Reivindica aqui, o poeminha,
O que nunca lhe foi dado.
Evite, leitor, despercebido por ele
Passar direto ao poema do lado.

Perceba o poeminha!
Não recite por pena o coitado.
Tem como todos os outros sua página própria,
Não merece ser desprezado.

Não despreze o poeminha, leitor,
Quem o lê interpreta:
Faz também jus a mim.

Ora!

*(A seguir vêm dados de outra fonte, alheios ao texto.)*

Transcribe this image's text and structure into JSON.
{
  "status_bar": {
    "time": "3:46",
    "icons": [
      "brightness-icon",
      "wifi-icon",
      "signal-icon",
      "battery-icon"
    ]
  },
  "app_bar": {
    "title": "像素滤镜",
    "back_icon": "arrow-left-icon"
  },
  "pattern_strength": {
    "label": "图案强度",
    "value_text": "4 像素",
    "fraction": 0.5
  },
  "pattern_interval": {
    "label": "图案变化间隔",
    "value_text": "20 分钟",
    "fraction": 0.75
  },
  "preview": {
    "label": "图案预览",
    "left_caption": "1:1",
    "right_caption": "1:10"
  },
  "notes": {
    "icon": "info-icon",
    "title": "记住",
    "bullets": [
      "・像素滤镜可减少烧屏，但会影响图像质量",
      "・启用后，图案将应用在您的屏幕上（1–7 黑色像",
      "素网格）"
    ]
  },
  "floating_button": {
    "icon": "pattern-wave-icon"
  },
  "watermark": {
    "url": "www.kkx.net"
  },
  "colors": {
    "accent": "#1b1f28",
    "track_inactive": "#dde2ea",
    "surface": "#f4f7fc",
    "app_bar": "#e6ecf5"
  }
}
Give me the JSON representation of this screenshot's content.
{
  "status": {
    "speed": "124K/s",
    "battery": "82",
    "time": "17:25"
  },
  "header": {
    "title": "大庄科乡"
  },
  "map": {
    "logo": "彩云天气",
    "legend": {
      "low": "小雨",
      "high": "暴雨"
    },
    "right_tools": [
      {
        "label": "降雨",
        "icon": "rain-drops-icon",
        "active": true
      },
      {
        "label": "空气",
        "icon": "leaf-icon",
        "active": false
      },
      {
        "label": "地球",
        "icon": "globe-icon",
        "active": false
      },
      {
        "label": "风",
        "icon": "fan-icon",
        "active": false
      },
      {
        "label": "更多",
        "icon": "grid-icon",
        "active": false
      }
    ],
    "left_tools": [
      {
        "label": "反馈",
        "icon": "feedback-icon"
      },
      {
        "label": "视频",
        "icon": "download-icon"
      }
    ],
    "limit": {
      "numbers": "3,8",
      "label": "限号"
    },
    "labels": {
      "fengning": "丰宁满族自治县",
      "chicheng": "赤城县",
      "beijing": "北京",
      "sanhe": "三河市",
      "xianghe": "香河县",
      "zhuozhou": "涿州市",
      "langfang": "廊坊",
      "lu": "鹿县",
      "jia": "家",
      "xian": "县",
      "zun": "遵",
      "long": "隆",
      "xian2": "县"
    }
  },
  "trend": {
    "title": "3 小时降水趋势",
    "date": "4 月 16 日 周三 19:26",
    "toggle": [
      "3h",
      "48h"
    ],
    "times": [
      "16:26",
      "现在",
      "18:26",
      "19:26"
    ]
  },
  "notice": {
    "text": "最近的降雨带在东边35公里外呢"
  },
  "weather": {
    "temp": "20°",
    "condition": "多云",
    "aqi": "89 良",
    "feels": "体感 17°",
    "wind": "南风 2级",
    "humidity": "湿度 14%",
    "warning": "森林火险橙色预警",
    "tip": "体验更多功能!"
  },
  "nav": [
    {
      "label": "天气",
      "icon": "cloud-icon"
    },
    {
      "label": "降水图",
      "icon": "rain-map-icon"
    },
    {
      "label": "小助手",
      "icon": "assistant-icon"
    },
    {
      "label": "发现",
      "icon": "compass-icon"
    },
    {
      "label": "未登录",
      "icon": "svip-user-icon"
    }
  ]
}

Atenta até à rima,
O pobrezinho do poema,
E faz questão de ter começo, meio e fim.

-2013

espelhos

espelho primeiro

Como é a minha traqueia?
Como são meus lábios, minhas bochechas e minhas sobrancelhas?
Nunca vi meu rosto!
Minha face é um mistério pra mim mesmo.
Conheço apenas aquela refletida no espelho.
Espelho mentiroso, pois aquilo que me mostra não é o que vejo quando olho para baixo.
Meus olhos, nunca os vi. De que cor são?
Não tenho nenhuma memória de qualquer expressão.

Quisera eu ser espelho,
Para por pelo menos um instante saber
Quem realmente sou:
Ainda não mero reflexo,
Apenas luz incidente.

espelho segundo

Quem sou eu?

Luz incidente
indecente
indecisa
não contente
refratada

Eu sou luz refratária…

espelho terceiro

oriecret ohlepse

-2012

Para Miriam, algo sobre borboletas.

As borboletas que voam no céu
São diferente das que ponho no papel.

Aquelas voam,
As minhas já pousaram.
Aquelas serelepam,
As minhas se cansaram.

Aquelas trazem sorte,
As minhas, inspiração.
São pro pólen o transporte,
São pra mim a minha razão.

Não são as duas a mesma coisa?
Não são as duas uma só?

Felizmente não:
Aquelas trazem beleza aos olhos,
As minhas trazem ao coração.

Gabriel Martello
(11/12)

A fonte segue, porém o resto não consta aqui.